Our fast-paced, sedentary lifestyles and high-fat Western diets are putting more and more people at risk for diabetes mellitus (DM). Although the condition impacts the body in various ways, some of the more life-altering changes are those that affect our vision.

Our fast-paced, sedentary lifestyles and high-fat Western diets are putting more and more people at risk for diabetes mellitus (DM). Although the condition impacts the body in various ways, some of the more life-altering changes are those that affect our vision.

Diabetes mellitus causes abnormal changes in our blood sugar levels. Your body usually converts sugar into energy to fuel itself. Uncontrolled diabetes causes high levels of blood sugar to gather in blood vessels, which damages them, slowing blood-flow to various organs, including the eye.

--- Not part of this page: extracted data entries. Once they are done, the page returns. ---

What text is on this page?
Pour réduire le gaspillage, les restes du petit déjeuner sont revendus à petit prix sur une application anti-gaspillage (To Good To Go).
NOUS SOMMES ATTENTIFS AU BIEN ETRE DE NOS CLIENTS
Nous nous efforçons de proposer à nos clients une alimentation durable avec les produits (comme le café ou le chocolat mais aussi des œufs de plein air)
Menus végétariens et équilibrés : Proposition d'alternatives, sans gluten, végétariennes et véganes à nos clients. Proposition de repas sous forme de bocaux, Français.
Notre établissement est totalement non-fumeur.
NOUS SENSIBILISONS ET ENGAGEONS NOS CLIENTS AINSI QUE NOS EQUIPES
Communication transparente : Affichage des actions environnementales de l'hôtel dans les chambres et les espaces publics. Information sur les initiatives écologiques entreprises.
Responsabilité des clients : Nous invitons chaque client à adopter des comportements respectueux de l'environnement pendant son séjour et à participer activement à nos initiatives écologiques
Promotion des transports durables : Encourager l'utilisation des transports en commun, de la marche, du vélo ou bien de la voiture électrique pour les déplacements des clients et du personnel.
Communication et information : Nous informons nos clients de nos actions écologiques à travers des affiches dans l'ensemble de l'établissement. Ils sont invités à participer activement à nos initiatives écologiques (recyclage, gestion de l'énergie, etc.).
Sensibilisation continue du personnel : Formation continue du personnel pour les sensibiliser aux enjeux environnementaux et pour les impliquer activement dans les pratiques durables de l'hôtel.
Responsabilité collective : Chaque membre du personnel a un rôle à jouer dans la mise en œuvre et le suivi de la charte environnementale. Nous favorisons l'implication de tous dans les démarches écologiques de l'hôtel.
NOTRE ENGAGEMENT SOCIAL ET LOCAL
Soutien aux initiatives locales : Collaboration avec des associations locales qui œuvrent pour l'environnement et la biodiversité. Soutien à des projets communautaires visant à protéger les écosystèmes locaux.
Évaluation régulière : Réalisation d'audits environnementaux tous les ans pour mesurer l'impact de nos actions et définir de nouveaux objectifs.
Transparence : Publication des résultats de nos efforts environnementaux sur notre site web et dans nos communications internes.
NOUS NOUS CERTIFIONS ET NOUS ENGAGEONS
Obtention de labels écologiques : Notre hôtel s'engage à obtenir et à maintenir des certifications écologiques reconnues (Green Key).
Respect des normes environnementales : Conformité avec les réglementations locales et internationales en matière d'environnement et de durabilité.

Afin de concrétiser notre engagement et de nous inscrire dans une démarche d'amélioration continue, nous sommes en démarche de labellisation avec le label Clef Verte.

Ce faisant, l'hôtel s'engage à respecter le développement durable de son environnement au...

Diabetes is classified as Type 1 or Type 2. Type 1 diabetes, also called insulin-dependent, needs injections or other medication to supply the insulin the body can't produce on its own. Type 2 diabetes is called non-insulin-dependent or insulin-resistant.

With this type, although the body can produce insulin, it has trouble using it properly and so continuously produces more. In both types, abnormal spikes in blood sugar increase the risk of diabetic retinopathy.

The most important risk factor for diabetic retinopathy (DR) is how long you've been diabetic. If diagnosed before 30, your risk for DR after 10 years would be roughly 50%. After 30 years almost all diabetic patients have some form of DR. People with insulin-dependent diabetes are at higher risk for DR than Type 2 diabetics.

High blood pressure or renal disease means increased risk for developing DR. It is thus wise to try and keep your sugar levels as stable as possible, especially when you have multiple risk factors. How the damage is done Diabetes affects the structural stability of the blood vessels in the eye, while simultaneously changing the various components of the blood itself.

Blood becomes sticky and the vessels weaken and start leaking proteins and lipids. Microaneurysms (localized weak spots in blood vessels) start forming and various small bleeds can start appearing in the eye.

Depending on where these bleeds, swelling and deposits form in the eye, the vision might be relatively good until later in the disease's progression. This is classified as preproliferative diabetic retinopathy (PPDR). All these changes contribute to less blood reaching the tissue, which receives less and less oxygen.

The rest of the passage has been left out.